One of the things I never had a concept of, before mom got cancer, was “scanxiety,” which I would define broadly as the anxiety and tension of waiting for the result of some diagnostic test whose results have a huge, life-altering consequence.
The days between the time my mom was waking up from her colonoscopy and the gastroenterologist pushed aside the curtain and said “you have cancer,” and the time weeks/months later when she had some imaging and we finally had a good (though not perfect) assessment of what we were dealing with were…I can’t even describe them.
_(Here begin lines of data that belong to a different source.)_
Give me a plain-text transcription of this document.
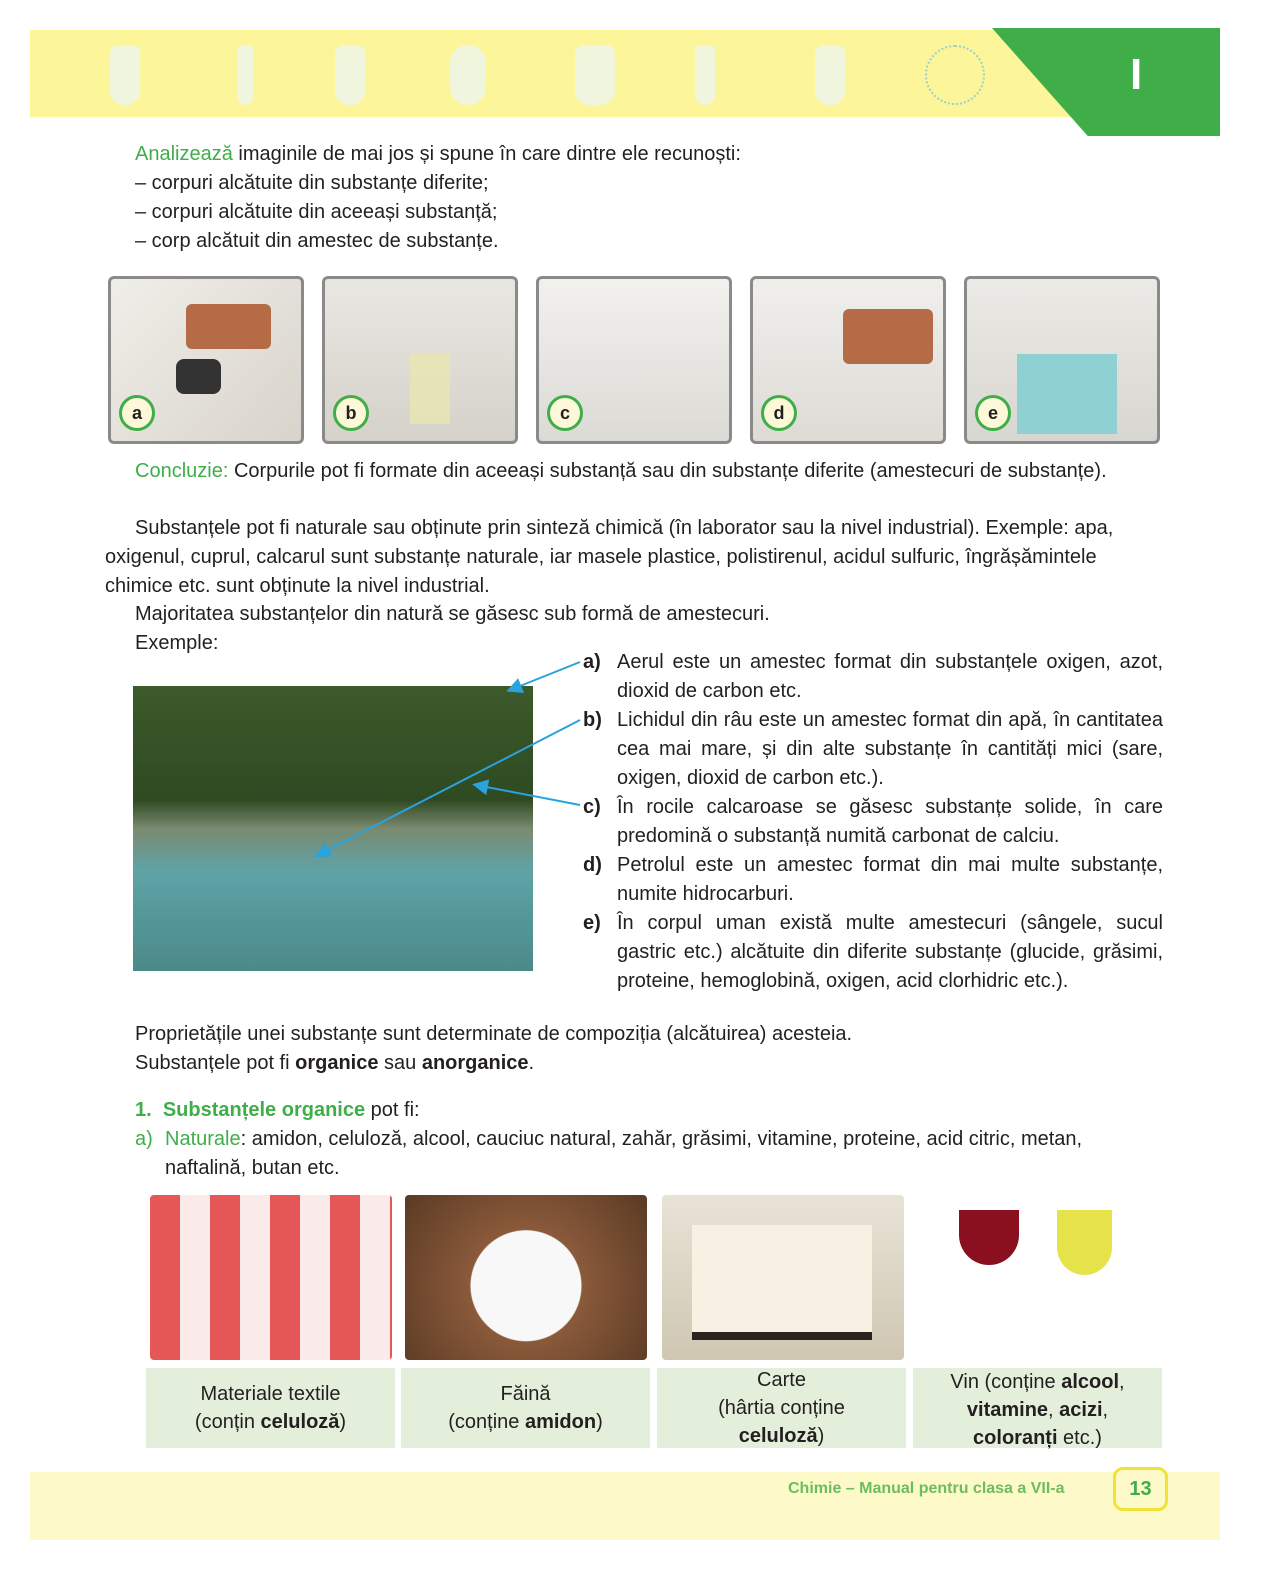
I
Analizează imaginile de mai jos și spune în care dintre ele recunoști:
– corpuri alcătuite din substanțe diferite;
– corpuri alcătuite din aceeași substanță;
– corp alcătuit din amestec de substanțe.
a	b	c	d	e
Concluzie: Corpurile pot fi formate din aceeași substanță sau din substanțe diferite (amestecuri de substanțe).
Substanțele pot fi naturale sau obținute prin sinteză chimică (în laborator sau la nivel industrial). Exemple: apa, oxigenul, cuprul, calcarul sunt substanțe naturale, iar masele plastice, polistirenul, acidul sulfuric, îngrășămintele chimice etc. sunt obținute la nivel industrial.
Majoritatea substanțelor din natură se găsesc sub formă de amestecuri.
Exemple:
a) Aerul este un amestec format din substanțele oxigen, azot, dioxid de carbon etc.
b) Lichidul din râu este un amestec format din apă, în cantitatea cea mai mare, și din alte substanțe în cantități mici (sare, oxigen, dioxid de carbon etc.).
c) În rocile calcaroase se găsesc substanțe solide, în care predomină o substanță numită carbonat de calciu.
d) Petrolul este un amestec format din mai multe substanțe, numite hidrocarburi.
e) În corpul uman există multe amestecuri (sângele, sucul gastric etc.) alcătuite din diferite substanțe (glucide, grăsimi, proteine, hemoglobină, oxigen, acid clorhidric etc.).
Proprietățile unei substanțe sunt determinate de compoziția (alcătuirea) acesteia.
Substanțele pot fi organice sau anorganice.
1. Substanțele organice pot fi:
a) Naturale: amidon, celuloză, alcool, cauciuc natural, zahăr, grăsimi, vitamine, proteine, acid citric, metan, naftalină, butan etc.
Materiale textile
(conțin celuloză)
Făină
(conține amidon)
Carte
(hârtia conține
celuloză)
Vin (conține alcool,
vitamine, acizi,
coloranți etc.)
Chimie – Manual pentru clasa a VII-a	13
On a much smaller scale, I’ve been going through the same anxiety with the screening tests routinely administered in pregnancy. Every few weeks, there’s another screen: Down’s syndrome, thalassemia since I am Indian-American, and this week I am waiting for results of the “quad screen”–spina bifida, Down’s again, all that good stuff. Next week will be the anatomy ultrasound, I assume to make sure the baby has all the parts that he or she should. My husband tells me how during that scan, his friend found that their baby didn’t have a kidney. *sigh*
I ought to be really anxious. It’s like mom’s cancer staging broke me, though. I haven’t devoted much thought to anxiety over the baby test results. To some extent I don’t even feel pregnant. It’s not showing (unless I wear a super tight shirt), I don’t feel the baby moving much, and I can’t see it or hear it so it seems kind of abstract. I just feel like my back hurts.
My mom has two more sessions of chemo left. I remember how horrible it was, her being in the hospital after surgery–but how much more scary it was the day she was discharged. I worried about all the things that might happen to her at home where there were not nurses waking her up all night to take her blood pressure. It’s kind of the same with her chemo. As much of an ordeal it is, while it is ongoing, I also feel that we are actively doing something to prevent a recurrence of her cancer, and that she is being monitored in some way. Once it is over, I will be glad but afraid again.
And as the end of her treatment comes into sight (there’s still another month), there is that terrible feeling (I guess you could call it survivor’s guilt) that my friends or their loved ones, at more advanced stages of cancer will have to keep going with the chemo, after she is done. And the fear that maybe I shouldn’t even let myself feel that guilt, because maybe we will end up right there, too.
I am in a strange situation where I wish time would speed up so I could meet my baby, but I also want it to slow down, so I have more time with my mom.
I plan to deliver in the same hospital she had her surgery in. Hopefully the bad memories I have of that place will be replaced with good ones.